Timeless: Warm Cats, Cold City

Carl T. Gossett Jr.’s name appeared in agate-type letters as credit lines beneath his photographs in The New York Times for nearly 40 years. He covered the Nuremberg war-crime trials in the late 1940s and the 1956 uprising in Hungary. In 1964, he took an exhilarating picture of ecstatic teens reacting to the arrival of the Beatles in New York City.

I first saw his work in a 1963 photography yearbook: a triumphant John H. Glenn Jr. waving upward in a flurry of cascading ticker tape as he paraded down the Canyon of Heroes to celebrate his orbits of Earth in Friendship 7. Carl’s work was inspirational to me when I finally had the opportunity to cover similar events.

On Jan. 9, 1970, a bitterly cold morning, Carl emerged from a building on Water Street in Lower Manhattan after shooting a routine assignment. He spotted these huddled creatures trying to keep warm.

They were not strays, necessarily, as the Fulton Fish Market was in the same neighborhood. I’m sure this group was just taking a break from the routine of keeping the rodent population in check. Meanwhile, though The Times was not accustomed to publishing pictures like this one, an editor must have found the image irresistibly illustrative of the bone-chilling weather, and ran it two columns wide with the continuation of a front-page story about the cold.

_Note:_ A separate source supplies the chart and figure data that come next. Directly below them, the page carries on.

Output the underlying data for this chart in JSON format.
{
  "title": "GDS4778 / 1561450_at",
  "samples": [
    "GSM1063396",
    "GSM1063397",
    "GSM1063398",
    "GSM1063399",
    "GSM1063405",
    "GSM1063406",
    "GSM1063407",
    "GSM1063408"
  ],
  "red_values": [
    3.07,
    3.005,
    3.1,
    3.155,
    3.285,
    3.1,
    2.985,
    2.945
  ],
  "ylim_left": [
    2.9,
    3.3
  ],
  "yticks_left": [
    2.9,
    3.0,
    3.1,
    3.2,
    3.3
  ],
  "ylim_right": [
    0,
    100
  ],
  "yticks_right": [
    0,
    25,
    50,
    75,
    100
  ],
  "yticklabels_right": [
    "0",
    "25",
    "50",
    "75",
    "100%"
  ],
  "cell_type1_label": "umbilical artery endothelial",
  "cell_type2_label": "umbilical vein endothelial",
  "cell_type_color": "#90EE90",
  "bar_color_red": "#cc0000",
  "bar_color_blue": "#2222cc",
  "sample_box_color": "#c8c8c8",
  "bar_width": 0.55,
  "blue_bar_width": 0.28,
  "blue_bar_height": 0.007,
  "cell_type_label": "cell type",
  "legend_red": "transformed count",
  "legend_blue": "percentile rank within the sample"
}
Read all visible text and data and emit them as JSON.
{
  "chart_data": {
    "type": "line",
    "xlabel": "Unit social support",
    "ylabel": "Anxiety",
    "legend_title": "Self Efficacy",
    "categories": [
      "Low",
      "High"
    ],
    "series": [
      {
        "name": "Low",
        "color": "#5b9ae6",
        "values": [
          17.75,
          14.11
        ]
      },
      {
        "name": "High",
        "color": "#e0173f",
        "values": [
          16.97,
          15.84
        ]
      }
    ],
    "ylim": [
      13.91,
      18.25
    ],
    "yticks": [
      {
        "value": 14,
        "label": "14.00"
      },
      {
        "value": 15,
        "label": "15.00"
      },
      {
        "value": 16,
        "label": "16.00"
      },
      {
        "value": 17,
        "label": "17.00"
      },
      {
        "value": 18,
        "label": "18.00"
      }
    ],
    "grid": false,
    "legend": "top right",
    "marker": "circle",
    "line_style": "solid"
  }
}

Letters poured in, which led Carl to remark, “If you want to improve circulation, run cat pictures.”


Librado Romero, a staff photographer at The Times, is examining some of the images he cherishes most — ones big and small in scope, but all enormous influences on his work. In some cases, he will revisit the scene of a photo; in others, he’ll discuss the story behind the image and why it proved so affecting to him.